Seinabo Sey: 2015
Seinabo Sey’s debut album is still a work in progress, but the 24-year-old Stockholm-based singer with the mighty, supple voice has already won the Swedish equivalent of the Grammy for “Best New Artist,” performed at the 2014 Nobel Peace Prize concert, and her visage is even on a postage stamp in her home country. Although Sey’s video presence, on singles like the commanding, gospel-stoked anthem “Hard Time,” is regal and unruffled, in person Sey is warm, funny, relaxed, and chatty.

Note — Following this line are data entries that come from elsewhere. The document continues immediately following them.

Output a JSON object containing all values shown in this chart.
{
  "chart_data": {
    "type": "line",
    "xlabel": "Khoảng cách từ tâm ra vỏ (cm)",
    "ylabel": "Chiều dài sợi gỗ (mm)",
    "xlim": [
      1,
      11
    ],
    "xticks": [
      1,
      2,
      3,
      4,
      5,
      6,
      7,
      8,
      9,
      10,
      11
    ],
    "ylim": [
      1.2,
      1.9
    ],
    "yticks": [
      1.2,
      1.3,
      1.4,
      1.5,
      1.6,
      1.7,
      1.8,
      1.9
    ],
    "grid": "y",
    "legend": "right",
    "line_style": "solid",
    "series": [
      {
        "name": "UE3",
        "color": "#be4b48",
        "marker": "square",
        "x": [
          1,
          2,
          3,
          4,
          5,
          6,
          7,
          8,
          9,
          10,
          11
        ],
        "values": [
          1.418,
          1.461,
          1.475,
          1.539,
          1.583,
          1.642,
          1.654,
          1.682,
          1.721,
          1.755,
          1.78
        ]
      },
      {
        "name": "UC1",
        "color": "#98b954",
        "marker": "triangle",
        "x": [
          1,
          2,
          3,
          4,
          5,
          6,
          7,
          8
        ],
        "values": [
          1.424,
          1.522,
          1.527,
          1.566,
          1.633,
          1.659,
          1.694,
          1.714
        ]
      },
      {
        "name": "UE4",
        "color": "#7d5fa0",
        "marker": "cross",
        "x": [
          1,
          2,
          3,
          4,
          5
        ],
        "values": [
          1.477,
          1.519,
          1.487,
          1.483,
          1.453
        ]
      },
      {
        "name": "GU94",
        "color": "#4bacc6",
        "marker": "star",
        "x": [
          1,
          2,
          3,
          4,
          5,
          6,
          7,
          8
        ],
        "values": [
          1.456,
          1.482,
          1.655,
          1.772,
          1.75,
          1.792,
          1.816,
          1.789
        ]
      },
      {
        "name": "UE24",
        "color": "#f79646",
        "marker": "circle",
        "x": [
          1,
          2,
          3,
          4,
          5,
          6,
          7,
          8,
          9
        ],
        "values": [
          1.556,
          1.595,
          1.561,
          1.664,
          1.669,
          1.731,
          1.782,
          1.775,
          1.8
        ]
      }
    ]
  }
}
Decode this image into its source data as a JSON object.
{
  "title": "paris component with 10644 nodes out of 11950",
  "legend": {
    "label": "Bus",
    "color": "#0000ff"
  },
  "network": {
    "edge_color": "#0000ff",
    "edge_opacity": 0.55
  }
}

Sey (pronounced “sea”) has released two EPs thus far named after her parents: For Madeline, available in the States this year, and For Maudo, recently released in Scandinavia and a small tribute to her late father, the Gambian musician Maudo Sey. She recently performed for WFUV at SXSW, but this spring, Sey, joined by bandmate Theodore Arvidsson Kylin, also paid a visit to Studio A to play two songs from For Madeline: “Younger” and the aforementioned “Hard Time." The young singer also talked about her ongoing collaboration with producer Magnus Lidehäll (Katy Perry, Kelis), the influence of her parents on her musical path and the cultural climate of Sweden as opposed to her beloved western Africa.
[Recorded: 4/28/15; Audio and video from this session is no longer available.]